A simple yet evocative definition of faith with a long historical pedigree is this: "faith seeking understanding." The basic insight here is generally attributed to Augustine of Hippo (d. 430 AD), who wrote in a sermon, "Believe in order that you may understand" (quoted here: http://www.reasons.org/articles/augustine-of-hippo-part-2-of-2-rightly-dividing-the-truth).
Still, the phrase itself, in the Latin original, is attributed to Anselm of Canterbury (d. 1109 AD). (Anselm, incidentally, is one of the few Christian theologians whom contemporary philosophers continue to find interesting. For more, see http://plato.stanford.edu/entries/anselm).

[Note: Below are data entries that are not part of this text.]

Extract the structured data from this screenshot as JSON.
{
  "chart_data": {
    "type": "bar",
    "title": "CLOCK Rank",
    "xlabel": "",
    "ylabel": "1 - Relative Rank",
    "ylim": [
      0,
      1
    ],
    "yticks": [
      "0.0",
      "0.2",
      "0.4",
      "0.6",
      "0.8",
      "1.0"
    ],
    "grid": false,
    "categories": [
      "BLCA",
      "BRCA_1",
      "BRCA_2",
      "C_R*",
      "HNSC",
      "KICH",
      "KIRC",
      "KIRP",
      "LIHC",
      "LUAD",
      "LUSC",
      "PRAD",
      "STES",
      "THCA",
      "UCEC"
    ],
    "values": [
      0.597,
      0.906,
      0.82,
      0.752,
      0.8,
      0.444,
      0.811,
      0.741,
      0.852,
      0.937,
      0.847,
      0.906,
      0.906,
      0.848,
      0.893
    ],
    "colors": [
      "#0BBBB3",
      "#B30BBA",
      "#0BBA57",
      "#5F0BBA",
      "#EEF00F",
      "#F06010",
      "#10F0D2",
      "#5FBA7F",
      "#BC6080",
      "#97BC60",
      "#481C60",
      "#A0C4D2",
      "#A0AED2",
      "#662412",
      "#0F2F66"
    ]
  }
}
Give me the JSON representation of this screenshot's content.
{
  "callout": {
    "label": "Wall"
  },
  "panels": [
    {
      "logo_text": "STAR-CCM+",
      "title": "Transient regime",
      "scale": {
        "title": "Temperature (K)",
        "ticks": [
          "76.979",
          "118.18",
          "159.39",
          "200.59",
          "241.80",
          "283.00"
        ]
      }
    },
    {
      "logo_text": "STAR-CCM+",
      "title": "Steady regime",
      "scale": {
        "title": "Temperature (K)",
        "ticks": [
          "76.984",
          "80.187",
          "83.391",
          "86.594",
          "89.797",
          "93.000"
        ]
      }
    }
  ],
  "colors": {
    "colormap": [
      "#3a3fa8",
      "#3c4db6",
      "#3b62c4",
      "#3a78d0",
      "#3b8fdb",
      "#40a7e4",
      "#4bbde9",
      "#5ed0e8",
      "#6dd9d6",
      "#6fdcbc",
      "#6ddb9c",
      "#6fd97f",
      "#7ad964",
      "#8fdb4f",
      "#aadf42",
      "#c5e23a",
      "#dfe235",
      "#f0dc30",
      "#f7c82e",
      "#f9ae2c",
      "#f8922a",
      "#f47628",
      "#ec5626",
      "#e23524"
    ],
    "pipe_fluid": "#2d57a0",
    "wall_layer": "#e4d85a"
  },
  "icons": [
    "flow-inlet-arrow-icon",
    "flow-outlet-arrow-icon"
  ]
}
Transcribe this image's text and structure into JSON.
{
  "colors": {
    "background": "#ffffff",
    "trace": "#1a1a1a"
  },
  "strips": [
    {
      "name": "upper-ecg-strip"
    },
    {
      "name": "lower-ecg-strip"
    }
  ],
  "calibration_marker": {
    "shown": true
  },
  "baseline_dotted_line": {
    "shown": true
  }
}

This definition, I would argue, is a considerable improvement over the more abstract "reasoned discourse about God," because it advances a significant normative claim while remaining open to a broad variety of interpretations within specific contexts. It is a conception of theology that is both rooted in basic Christian confession and also makes room for questioning and exploration. You can read an excellent contemporary articulation of this tradition posted by our friends at Die Evangelischen Theologen (http://derevth.blogspot.com/2012/05/dan-migliore-on-fideism.html).
The notion of theology as "Faith seeking understanding," though, does introduce two more problems -- namely, just what do we mean by the terms "faith" and "understanding"?
Well, perhaps a preliminary definition of a "theology of freedom" would include the freedom not to obsess too much about these questions.